What are Rain Gutters
The best gutters are 'troughs' or channels that run the horizontal length of your roof eave and catch the rain before it can splash on the ground. They include 'downspouts' or pipes that run down vertically to the ground. Bottom elbows and extensions turn the rain 'away' or horizontally again away from the house. Better systems will allow the rain from the spout to drain into an underground 'storm drain' pipe that runs to the curb or alley.
Recently popular are 'catch barrells' used to hold and conserve water for the landscape plants.
Gutter Materials
Originally built from copper, then economically massed produced from section of 'tin' or steel. Then finally custom made, continously, seamlessly site formed from pre-painted aluminum.
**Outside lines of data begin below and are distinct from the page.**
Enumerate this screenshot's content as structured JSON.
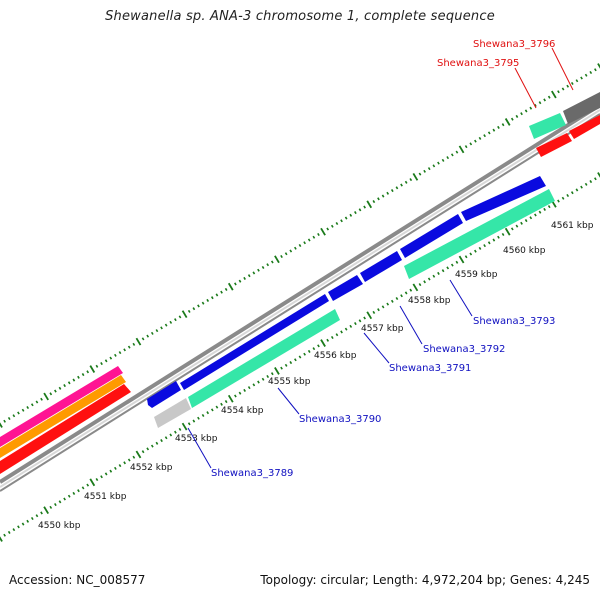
{
  "title": "Shewanella sp. ANA-3 chromosome 1, complete sequence",
  "footer": {
    "accession": "Accession: NC_008577",
    "summary": "Topology: circular; Length: 4,972,204 bp; Genes: 4,245"
  },
  "colors": {
    "backbone": "#8c8c8c",
    "tick": "#1a7a1a",
    "forward_cds": "#0a0adf",
    "reverse_cds": "#35e6a8",
    "grey_feature": "#c8c8c8",
    "dark_feature": "#6a6a6a",
    "red_feature": "#ff1010",
    "orange_feature": "#ff9a00",
    "magenta_feature": "#ff1493",
    "label_blue": "#1010c0",
    "label_red": "#e01010"
  },
  "scale": {
    "unit": "kbp",
    "ticks": [
      "4550 kbp",
      "4551 kbp",
      "4552 kbp",
      "4553 kbp",
      "4554 kbp",
      "4555 kbp",
      "4556 kbp",
      "4557 kbp",
      "4558 kbp",
      "4559 kbp",
      "4560 kbp",
      "4561 kbp"
    ]
  },
  "gene_labels": [
    {
      "name": "Shewana3_3789",
      "color": "blue"
    },
    {
      "name": "Shewana3_3790",
      "color": "blue"
    },
    {
      "name": "Shewana3_3791",
      "color": "blue"
    },
    {
      "name": "Shewana3_3792",
      "color": "blue"
    },
    {
      "name": "Shewana3_3793",
      "color": "blue"
    },
    {
      "name": "Shewana3_3795",
      "color": "red"
    },
    {
      "name": "Shewana3_3796",
      "color": "red"
    }
  ]
}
Copper is the heaviest, most expensive, longest lasting and considered to be the most beautiful. Copper is softest and can damage easily.
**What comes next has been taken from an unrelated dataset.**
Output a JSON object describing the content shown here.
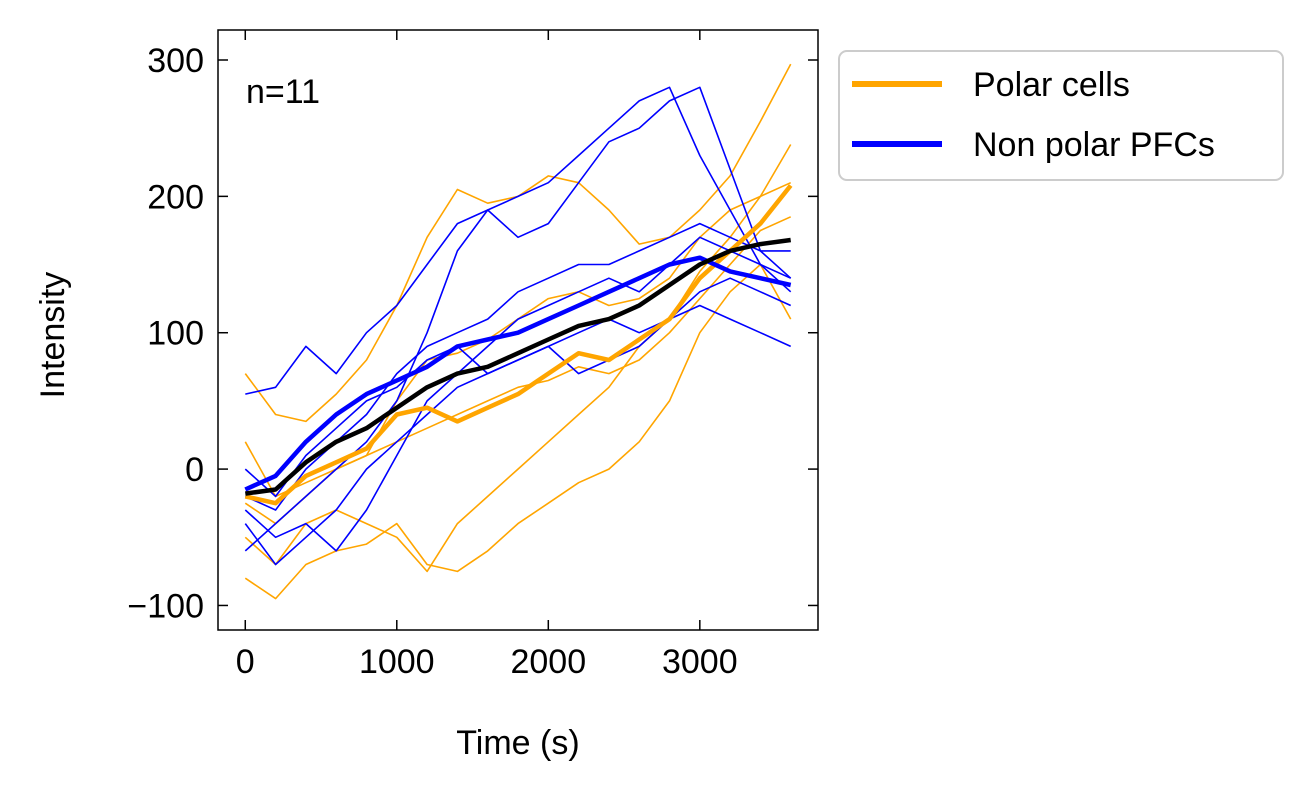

Steel gutters are for all practical purposes obsolete now days. They are heavy, have to many seams and have to be painted. These are however the strongest against ladders and falling tree limbs. The extra labor required to install them properly isn't cost effective. Steel will rust, as well.
Popular decorative versions of steel gutters are the 'paint grip" gray which is acid washed to look like pewter and left unpainted. Another decorative steel gutter is the 'galvalume' which has a more shiny aluminum coating layered into a core base of steel.
Painted Aluminum has since the 1960's become the most cost effective and popular material for today's guttering. Aluminum can be made seamless by extruding the material according to any length needed for each homeowner . We custom extrude each house individually onsite on the day of installation. The only real seams are found at corners. Aluminum is the lightest material but still not as soft as copper. Aluminum comes pre-painted with a baked on enamel in your choice of 35 colors. Colors can be two-toned, can match your roof, siding and doors or windows.
Recent versions of a more cost effective aluminum priced gutter, that simulates the look of copper, have been manufactured. These painted surfaces should be studied by each homeowner to determine if the finish really does look or will look like true copper. Certainly the price is less.